1. Have an unprofessional profile picture.
Your LinkedIn profile may be the only place where recruiters have an image associated with your experience (at least before you start interviewing). Your picture on LinkedIn can make a strong impression, so make sure you consider that before you upload. Note: Depending on how a recruiter is using LinkedIn (and what type of user they are) photos may be blocked all together – that’s how it always was for me. Ideally your profile photo will not factor into a hiring decision but if you do choose to use a photo, use these guidelines.
Good LinkedIn profile pictures are:
- Photos of just you (half of your best friend or boyfriend’s face should not be present after cropping)
- Ones where you look polished + professional (neat hair, conservative outfit)
- Ones where you have a simple smile/friendly expression. That mean’s no “sassy face” and model poses!
Pictures that are taken from a night out, have other people in them, or make you look sloppy in any way should be saved for Facebook. On LinkedIn, it can turn recruiters off as it is seen as an indication of how professional you are (or aren’t).
Here’s my rule of thumb if you need a new LinkedIn profile picture. Get dressed, do your hair, etc. like you are heading off to an interview at the company of your choice. Once you’re ready, have someone take a picture of you against a white or simple background. There you have it, a new LinkedIn picture.

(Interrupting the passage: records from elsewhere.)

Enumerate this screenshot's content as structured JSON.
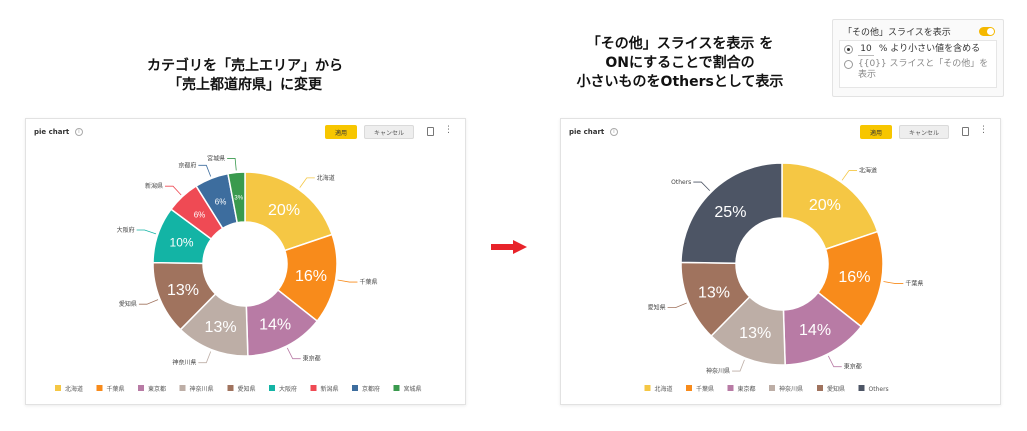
{
  "captions": {
    "left_line1": "カテゴリを「売上エリア」から",
    "left_line2": "「売上都道府県」に変更",
    "right_line1": "「その他」スライスを表示 を",
    "right_line2": "ONにすることで割合の",
    "right_line3": "小さいものをOthersとして表示"
  },
  "setting": {
    "title": "「その他」スライスを表示",
    "toggle_on": true,
    "option1_value": "10",
    "option1_suffix": "% より小さい値を含める",
    "option2_text": "{{0}} スライスと「その他」を表示",
    "selected": 1
  },
  "panels": {
    "left": {
      "title": "pie chart",
      "apply_label": "適用",
      "cancel_label": "キャンセル"
    },
    "right": {
      "title": "pie chart",
      "apply_label": "適用",
      "cancel_label": "キャンセル"
    }
  },
  "chart_data": [
    {
      "type": "pie",
      "donut": true,
      "labels": [
        "北海道",
        "千葉県",
        "東京都",
        "神奈川県",
        "愛知県",
        "大阪府",
        "新潟県",
        "京都府",
        "宮城県"
      ],
      "values": [
        20,
        16,
        14,
        13,
        13,
        10,
        6,
        6,
        3
      ],
      "data_labels": [
        "20%",
        "16%",
        "14%",
        "13%",
        "13%",
        "10%",
        "6%",
        "6%",
        "3%"
      ],
      "colors": [
        "#f5c744",
        "#f88b1b",
        "#b87ba5",
        "#bdaea6",
        "#a0735e",
        "#13b4a5",
        "#ef4a54",
        "#3d6d9e",
        "#3a9a4e"
      ],
      "legend_position": "bottom"
    },
    {
      "type": "pie",
      "donut": true,
      "labels": [
        "北海道",
        "千葉県",
        "東京都",
        "神奈川県",
        "愛知県",
        "Others"
      ],
      "values": [
        20,
        16,
        14,
        13,
        13,
        25
      ],
      "data_labels": [
        "20%",
        "16%",
        "14%",
        "13%",
        "13%",
        "25%"
      ],
      "colors": [
        "#f5c744",
        "#f88b1b",
        "#b87ba5",
        "#bdaea6",
        "#a0735e",
        "#4d5565"
      ],
      "legend_position": "bottom"
    }
  ]
}
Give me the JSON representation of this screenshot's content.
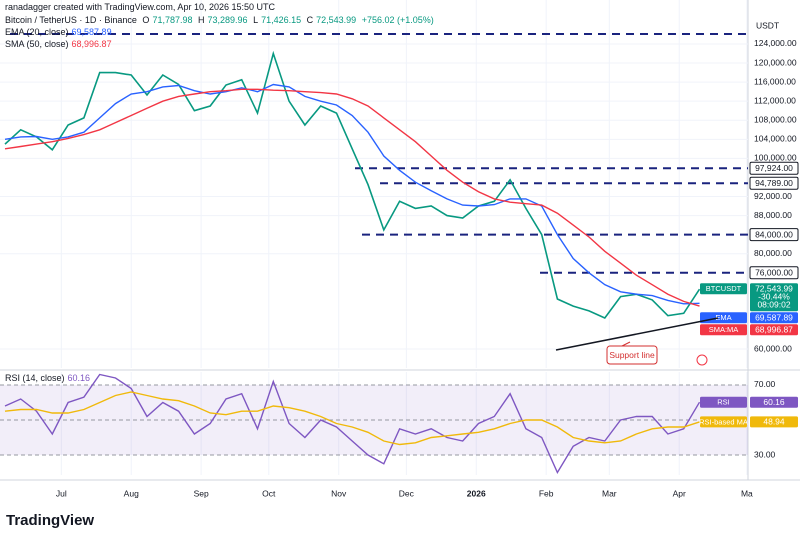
{
  "header": {
    "credit": "ranadagger created with TradingView.com, Apr 10, 2026 15:50 UTC",
    "symbol": "Bitcoin / TetherUS · 1D · Binance",
    "ohlc": [
      {
        "key": "O",
        "value": "71,787.98"
      },
      {
        "key": "H",
        "value": "73,289.96"
      },
      {
        "key": "L",
        "value": "71,426.15"
      },
      {
        "key": "C",
        "value": "72,543.99"
      }
    ],
    "change": "+756.02 (+1.05%)",
    "ema_legend": "EMA (20, close)",
    "sma_legend": "SMA (50, close)",
    "rsi_legend": "RSI (14, close)",
    "currency": "USDT"
  },
  "footer": {
    "logo": "TradingView"
  },
  "chart_data": [
    {
      "type": "line",
      "x": [
        0,
        7,
        14,
        21,
        28,
        35,
        42,
        49,
        56,
        63,
        70,
        77,
        84,
        91,
        98,
        105,
        112,
        119,
        126,
        133,
        140,
        147,
        154,
        161,
        168,
        175,
        182,
        189,
        196,
        203,
        210,
        217,
        224,
        231,
        238,
        245,
        252,
        259,
        266,
        273,
        280,
        287,
        294,
        301,
        308
      ],
      "xlim": [
        -2.2,
        329.5
      ],
      "xticks": [
        {
          "value": 25,
          "label": "Jul"
        },
        {
          "value": 56,
          "label": "Aug"
        },
        {
          "value": 87,
          "label": "Sep"
        },
        {
          "value": 117,
          "label": "Oct"
        },
        {
          "value": 148,
          "label": "Nov"
        },
        {
          "value": 178,
          "label": "Dec"
        },
        {
          "value": 209,
          "label": "2026"
        },
        {
          "value": 240,
          "label": "Feb"
        },
        {
          "value": 268,
          "label": "Mar"
        },
        {
          "value": 299,
          "label": "Apr"
        },
        {
          "value": 329,
          "label": "Ma"
        }
      ],
      "ylim": [
        56020,
        133230
      ],
      "yticks": [
        {
          "value": 124000,
          "label": "124,000.00"
        },
        {
          "value": 120000,
          "label": "120,000.00"
        },
        {
          "value": 116000,
          "label": "116,000.00"
        },
        {
          "value": 112000,
          "label": "112,000.00"
        },
        {
          "value": 108000,
          "label": "108,000.00"
        },
        {
          "value": 104000,
          "label": "104,000.00"
        },
        {
          "value": 100000,
          "label": "100,000.00"
        },
        {
          "value": 92000,
          "label": "92,000.00"
        },
        {
          "value": 88000,
          "label": "88,000.00"
        },
        {
          "value": 80000,
          "label": "80,000.00"
        },
        {
          "value": 60000,
          "label": "60,000.00"
        }
      ],
      "grid": true,
      "levels": [
        {
          "value": 126100
        },
        {
          "value": 97924,
          "label": "97,924.00"
        },
        {
          "value": 94789,
          "label": "94,789.00"
        },
        {
          "value": 84000,
          "label": "84,000.00"
        },
        {
          "value": 76000,
          "label": "76,000.00"
        }
      ],
      "annotation": "Support line",
      "price_change": "-30.44%",
      "countdown": "08:09:02",
      "series": [
        {
          "name": "BTCUSDT",
          "color": "#089981",
          "values": [
            103000,
            106000,
            104500,
            101800,
            107000,
            108500,
            118000,
            118000,
            117500,
            113300,
            117500,
            115500,
            110000,
            111000,
            115400,
            116500,
            109500,
            122000,
            112000,
            107000,
            111000,
            109500,
            102000,
            94500,
            85000,
            91000,
            89500,
            90000,
            88000,
            87500,
            90000,
            91000,
            95500,
            89500,
            84000,
            70500,
            69000,
            68000,
            66500,
            71000,
            71500,
            70300,
            67000,
            67500,
            72543.99
          ],
          "value_labels": [
            null,
            null,
            null,
            null,
            null,
            null,
            null,
            null,
            null,
            null,
            null,
            null,
            null,
            null,
            null,
            null,
            null,
            null,
            null,
            null,
            null,
            null,
            null,
            null,
            null,
            null,
            null,
            null,
            null,
            null,
            null,
            null,
            null,
            null,
            null,
            null,
            null,
            null,
            null,
            null,
            null,
            null,
            null,
            null,
            "72,543.99"
          ]
        },
        {
          "name": "EMA",
          "color": "#2962ff",
          "values": [
            104000,
            104500,
            104600,
            104000,
            104500,
            105500,
            108500,
            111500,
            113500,
            114000,
            115000,
            115300,
            114200,
            113500,
            114000,
            114800,
            114000,
            115500,
            115000,
            113000,
            112000,
            111200,
            109000,
            105500,
            100500,
            97500,
            95000,
            93200,
            91500,
            90200,
            90000,
            90300,
            91500,
            91500,
            90000,
            84000,
            79000,
            76000,
            73500,
            72000,
            71500,
            71200,
            70200,
            69500,
            69587.89
          ],
          "value_labels": [
            null,
            null,
            null,
            null,
            null,
            null,
            null,
            null,
            null,
            null,
            null,
            null,
            null,
            null,
            null,
            null,
            null,
            null,
            null,
            null,
            null,
            null,
            null,
            null,
            null,
            null,
            null,
            null,
            null,
            null,
            null,
            null,
            null,
            null,
            null,
            null,
            null,
            null,
            null,
            null,
            null,
            null,
            null,
            null,
            "69,587.89"
          ]
        },
        {
          "name": "SMA:MA",
          "color": "#f23645",
          "values": [
            102000,
            102500,
            103000,
            103500,
            104200,
            105000,
            106000,
            107500,
            109000,
            110500,
            112000,
            113000,
            113500,
            114000,
            114200,
            114500,
            114500,
            114300,
            114200,
            114000,
            113800,
            113500,
            112500,
            111000,
            108500,
            106000,
            103500,
            100500,
            97500,
            95000,
            93000,
            91500,
            90800,
            90500,
            90200,
            88500,
            86000,
            83500,
            80500,
            78000,
            75500,
            73500,
            71500,
            70000,
            68996.87
          ],
          "value_labels": [
            null,
            null,
            null,
            null,
            null,
            null,
            null,
            null,
            null,
            null,
            null,
            null,
            null,
            null,
            null,
            null,
            null,
            null,
            null,
            null,
            null,
            null,
            null,
            null,
            null,
            null,
            null,
            null,
            null,
            null,
            null,
            null,
            null,
            null,
            null,
            null,
            null,
            null,
            null,
            null,
            null,
            null,
            null,
            null,
            "68,996.87"
          ]
        }
      ]
    },
    {
      "type": "line",
      "x": [
        0,
        7,
        14,
        21,
        28,
        35,
        42,
        49,
        56,
        63,
        70,
        77,
        84,
        91,
        98,
        105,
        112,
        119,
        126,
        133,
        140,
        147,
        154,
        161,
        168,
        175,
        182,
        189,
        196,
        203,
        210,
        217,
        224,
        231,
        238,
        245,
        252,
        259,
        266,
        273,
        280,
        287,
        294,
        301,
        308
      ],
      "xlim": [
        -2.2,
        329.5
      ],
      "ylim": [
        18.6,
        77.4
      ],
      "yticks": [
        {
          "value": 70,
          "label": "70.00"
        },
        {
          "value": 30,
          "label": "30.00"
        }
      ],
      "series": [
        {
          "name": "RSI",
          "color": "#7e57c2",
          "values": [
            58,
            62,
            55,
            42,
            60,
            63,
            76,
            74,
            68,
            52,
            60,
            55,
            42,
            48,
            62,
            65,
            45,
            72,
            48,
            40,
            50,
            46,
            38,
            30,
            25,
            45,
            42,
            45,
            40,
            38,
            48,
            52,
            65,
            45,
            40,
            20,
            35,
            40,
            38,
            50,
            52,
            52,
            42,
            45,
            60.16
          ]
        },
        {
          "name": "RSI-based MA",
          "color": "#f0b90b",
          "values": [
            55,
            56,
            56,
            54,
            54,
            56,
            60,
            64,
            66,
            64,
            62,
            61,
            58,
            54,
            53,
            55,
            55,
            58,
            57,
            55,
            52,
            48,
            46,
            43,
            38,
            36,
            37,
            40,
            41,
            42,
            43,
            45,
            48,
            50,
            50,
            46,
            40,
            38,
            37,
            38,
            42,
            45,
            46,
            46,
            48.94
          ]
        }
      ]
    }
  ]
}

Another note: Another option is just not having a profile picture at all. Some people say this counts against you but in my mind, your future employer should care about your experience more than a picture so if you’re not comfortable with having a picture up, skip it!
2. Have missing or incomplete experience
When a recruiter stumbles upon your LinkedIn profile, they need to be able to understand your “story” and the story of your career. If you are missing certain experience (that is relevant to your career) your brand and “story” will be diluted and won’t be as impressive. While you don’t need to update your profile the minute you get a new job, it will be to your benefit to update in a timely manner.

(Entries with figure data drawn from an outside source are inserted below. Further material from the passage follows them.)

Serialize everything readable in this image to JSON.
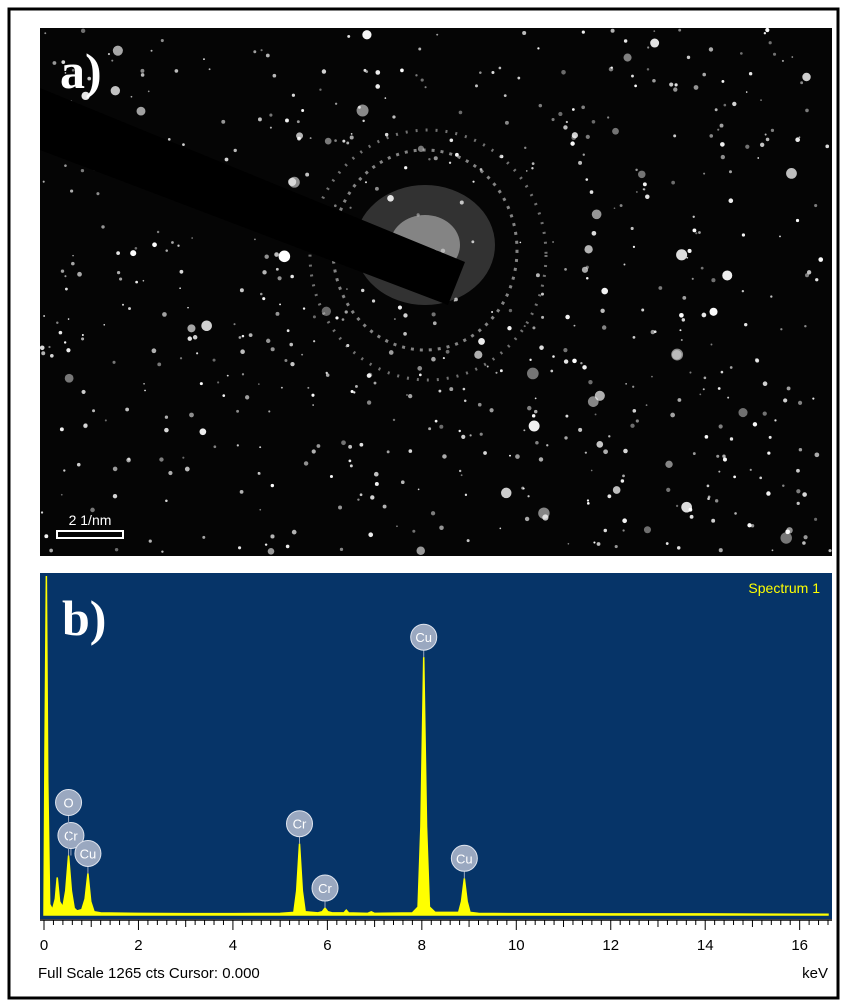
{
  "panel_a": {
    "label": "a)",
    "scale_bar": "2 1/nm"
  },
  "chart_data": {
    "type": "area",
    "panel_label": "b)",
    "series_name": "Spectrum 1",
    "color": "#ffff00",
    "x": [
      0,
      0.02,
      0.05,
      0.08,
      0.12,
      0.18,
      0.24,
      0.28,
      0.33,
      0.4,
      0.46,
      0.52,
      0.58,
      0.64,
      0.7,
      0.8,
      0.87,
      0.93,
      0.99,
      1.06,
      1.2,
      2,
      3,
      4,
      5,
      5.29,
      5.35,
      5.41,
      5.47,
      5.53,
      5.8,
      5.89,
      5.95,
      6.01,
      6.1,
      6.35,
      6.4,
      6.45,
      6.85,
      6.93,
      7.0,
      7.8,
      7.92,
      7.98,
      8.04,
      8.1,
      8.16,
      8.28,
      8.78,
      8.84,
      8.9,
      8.96,
      9.02,
      9.2,
      10,
      12,
      14,
      16,
      16.6
    ],
    "values": [
      0,
      600,
      1265,
      500,
      40,
      20,
      60,
      140,
      50,
      30,
      90,
      222,
      90,
      25,
      15,
      20,
      60,
      155,
      50,
      12,
      8,
      6,
      5,
      5,
      6,
      10,
      90,
      266,
      90,
      12,
      8,
      12,
      26,
      12,
      8,
      8,
      18,
      8,
      6,
      12,
      6,
      8,
      30,
      330,
      962,
      330,
      30,
      10,
      10,
      50,
      137,
      50,
      10,
      6,
      5,
      4,
      4,
      3,
      3
    ],
    "peak_labels": [
      {
        "label": "Cr",
        "x": 0.57
      },
      {
        "label": "O",
        "x": 0.52
      },
      {
        "label": "Cu",
        "x": 0.93
      },
      {
        "label": "Cr",
        "x": 5.41
      },
      {
        "label": "Cr",
        "x": 5.95
      },
      {
        "label": "Cu",
        "x": 8.04
      },
      {
        "label": "Cu",
        "x": 8.9
      }
    ],
    "xlim": [
      0,
      16.6
    ],
    "ylim": [
      0,
      1265
    ],
    "xticks": [
      0,
      2,
      4,
      6,
      8,
      10,
      12,
      14,
      16
    ],
    "x_label": "keV",
    "status": "Full Scale 1265 cts Cursor: 0.000"
  }
}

Even if you are not actively looking for a job, it’s important that your LinkedIn profile is up to date. Based on what you’ve done (and the information recruiters have access to) you may be able to make contacts for the future or find out about a life changing opportunity that was never even posted online (but you happen to be perfect for).
3. Having extra information that isn’t relevant
It can also be distracting to have a lot of information that isn’t relevant to “your story”. You might want to remove experience that makes your profile more crowded but doesn’t show off the value you bring to your industry (like that summer you were waiting tables). I know it feels counterintuitive to remove any work experience, but you want your LinkedIn experience to “add up” and make sense in the context of your “career story”.
4. Not connecting with people you’ve worked with in the past
It’s really beneficial to make LinkedIn the place to track your professional contacts. You should constantly be connecting with people you work with (don’t feel awkward). As the years go by, your co-workers will go in different directions, take different career paths, and could be very useful contacts to you one day in the future.
However, you will never be able to keep track of all of your contacts by memory alone (especially as you grow in your own career). LinkedIn truly is the best “social network” for professionals so use it that way and keep track of what people are up to.
5. Not being on LinkedIn
Of course, the biggest mistake of them all is not having a profile on LinkedIn. Your network is something you build over time, not just when you need it. Along those same lines, LinkedIn isn’t something you can just “switch on” and use to your advantage the moment you need it. Rather, it’s something you must build and contribute to over time. Then when you need it, it will be there for you.
So even if you can’t see the point of LinkedIn right now, take my word for it: you will need it someday! So start building today and avoid these common mistakes.